Event Spotlight

by PINC 

CONTEMPORARY READING OF ‘REGRESSION TO DEPENDENCE’ IN THE LANGUAGE OF FERENCZI 

Saturday, April 17, 9:00 am - 12:00 pm, via Zoom 
Register at http://pincsf.org/events 

International Visiting Scholar Hayuta Gurevich reconsiders Winnicott's regression to dependence in light of the groundbreaking work of Sandor Ferenczi. Early developmental trauma is imprinted in the psyche as fragmentation and pathological dissociation, which inevitably arouse survival modes of self-holding. Winnicott's ideas about 'regression to dependence' suggest that in analysis such regression enables the patient to relinquish self-holding, yet this process revives the early malignant relations with the analyst.
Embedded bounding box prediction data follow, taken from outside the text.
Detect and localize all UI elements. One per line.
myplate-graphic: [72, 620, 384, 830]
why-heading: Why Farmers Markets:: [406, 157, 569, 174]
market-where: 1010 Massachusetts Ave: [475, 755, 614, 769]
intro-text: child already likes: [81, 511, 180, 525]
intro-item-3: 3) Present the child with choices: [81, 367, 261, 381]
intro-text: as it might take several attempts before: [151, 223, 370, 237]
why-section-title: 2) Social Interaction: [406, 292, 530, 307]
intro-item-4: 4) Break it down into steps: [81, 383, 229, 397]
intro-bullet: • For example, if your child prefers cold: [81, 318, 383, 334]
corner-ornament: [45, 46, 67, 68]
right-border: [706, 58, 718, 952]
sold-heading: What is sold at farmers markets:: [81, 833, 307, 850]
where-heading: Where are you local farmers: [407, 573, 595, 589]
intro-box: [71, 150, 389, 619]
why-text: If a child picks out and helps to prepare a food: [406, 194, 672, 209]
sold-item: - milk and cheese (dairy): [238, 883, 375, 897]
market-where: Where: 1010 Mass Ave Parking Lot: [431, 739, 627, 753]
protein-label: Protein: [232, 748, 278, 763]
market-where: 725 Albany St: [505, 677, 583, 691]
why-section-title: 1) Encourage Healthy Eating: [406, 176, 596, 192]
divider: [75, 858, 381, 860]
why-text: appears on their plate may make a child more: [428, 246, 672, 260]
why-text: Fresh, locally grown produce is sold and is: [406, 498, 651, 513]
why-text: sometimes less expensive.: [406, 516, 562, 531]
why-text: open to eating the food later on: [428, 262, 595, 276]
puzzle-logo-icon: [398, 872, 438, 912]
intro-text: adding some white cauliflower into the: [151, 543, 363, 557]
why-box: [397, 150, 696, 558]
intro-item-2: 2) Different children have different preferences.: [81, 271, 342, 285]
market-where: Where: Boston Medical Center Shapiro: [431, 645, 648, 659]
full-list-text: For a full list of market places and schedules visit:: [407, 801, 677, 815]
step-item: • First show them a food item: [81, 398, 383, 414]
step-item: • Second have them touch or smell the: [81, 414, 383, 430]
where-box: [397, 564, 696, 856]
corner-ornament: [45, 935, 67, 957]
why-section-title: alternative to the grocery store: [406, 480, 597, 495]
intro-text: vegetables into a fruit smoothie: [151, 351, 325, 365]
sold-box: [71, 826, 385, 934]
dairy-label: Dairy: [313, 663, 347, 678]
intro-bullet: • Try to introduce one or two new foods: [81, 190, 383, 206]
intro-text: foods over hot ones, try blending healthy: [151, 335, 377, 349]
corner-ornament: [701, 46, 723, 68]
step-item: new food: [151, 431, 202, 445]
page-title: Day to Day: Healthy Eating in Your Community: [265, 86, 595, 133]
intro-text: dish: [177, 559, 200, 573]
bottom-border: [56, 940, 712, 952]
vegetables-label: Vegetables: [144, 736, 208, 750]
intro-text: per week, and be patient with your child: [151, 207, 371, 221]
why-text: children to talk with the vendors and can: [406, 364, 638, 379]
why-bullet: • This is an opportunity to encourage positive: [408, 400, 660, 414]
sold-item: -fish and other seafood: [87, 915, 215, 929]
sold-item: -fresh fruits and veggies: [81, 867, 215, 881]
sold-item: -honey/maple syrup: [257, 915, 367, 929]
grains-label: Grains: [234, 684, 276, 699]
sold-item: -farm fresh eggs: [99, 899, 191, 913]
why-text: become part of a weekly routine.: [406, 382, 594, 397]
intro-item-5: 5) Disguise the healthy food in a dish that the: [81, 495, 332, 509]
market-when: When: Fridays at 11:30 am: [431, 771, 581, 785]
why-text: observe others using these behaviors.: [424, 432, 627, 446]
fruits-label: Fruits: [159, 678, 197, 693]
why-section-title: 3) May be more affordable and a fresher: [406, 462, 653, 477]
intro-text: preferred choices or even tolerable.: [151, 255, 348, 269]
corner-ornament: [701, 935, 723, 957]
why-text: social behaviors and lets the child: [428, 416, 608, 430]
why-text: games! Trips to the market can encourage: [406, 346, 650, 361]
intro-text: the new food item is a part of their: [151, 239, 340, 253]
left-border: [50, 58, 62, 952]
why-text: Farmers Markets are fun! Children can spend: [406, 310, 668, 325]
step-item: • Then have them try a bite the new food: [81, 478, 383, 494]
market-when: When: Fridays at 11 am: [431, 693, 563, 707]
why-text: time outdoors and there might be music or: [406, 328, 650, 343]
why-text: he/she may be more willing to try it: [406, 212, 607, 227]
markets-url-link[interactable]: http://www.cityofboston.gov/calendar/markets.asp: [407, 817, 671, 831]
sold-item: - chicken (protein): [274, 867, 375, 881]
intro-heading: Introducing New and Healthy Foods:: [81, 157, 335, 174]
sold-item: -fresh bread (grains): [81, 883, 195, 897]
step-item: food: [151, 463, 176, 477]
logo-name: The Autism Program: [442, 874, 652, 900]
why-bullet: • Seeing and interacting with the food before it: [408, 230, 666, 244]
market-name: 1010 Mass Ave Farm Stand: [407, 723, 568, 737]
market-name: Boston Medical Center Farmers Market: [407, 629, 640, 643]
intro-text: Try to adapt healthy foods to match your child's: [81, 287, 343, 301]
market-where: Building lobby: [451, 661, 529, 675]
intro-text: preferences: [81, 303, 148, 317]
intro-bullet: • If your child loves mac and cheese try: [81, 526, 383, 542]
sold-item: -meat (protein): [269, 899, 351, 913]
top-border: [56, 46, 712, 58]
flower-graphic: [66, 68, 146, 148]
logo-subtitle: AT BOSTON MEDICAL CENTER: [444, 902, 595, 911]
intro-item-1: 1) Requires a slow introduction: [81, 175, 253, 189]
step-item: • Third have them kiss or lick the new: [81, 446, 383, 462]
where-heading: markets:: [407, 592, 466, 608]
Re-reading Winnicott through Ferenczi's conceptualizations, and understanding Ferenczi in hindsight through contemporary theories about the intra-psychic impact of early trauma - may help us deal in analysis with the compulsive repetitions of early malignant relations. The focus will be on enactments in which the analyst is being the 'bad object' in the concrete analytic relationship, and on the need of the patient to work through this repetition in order to enable a development of an ambivalent relation to a 'good object'.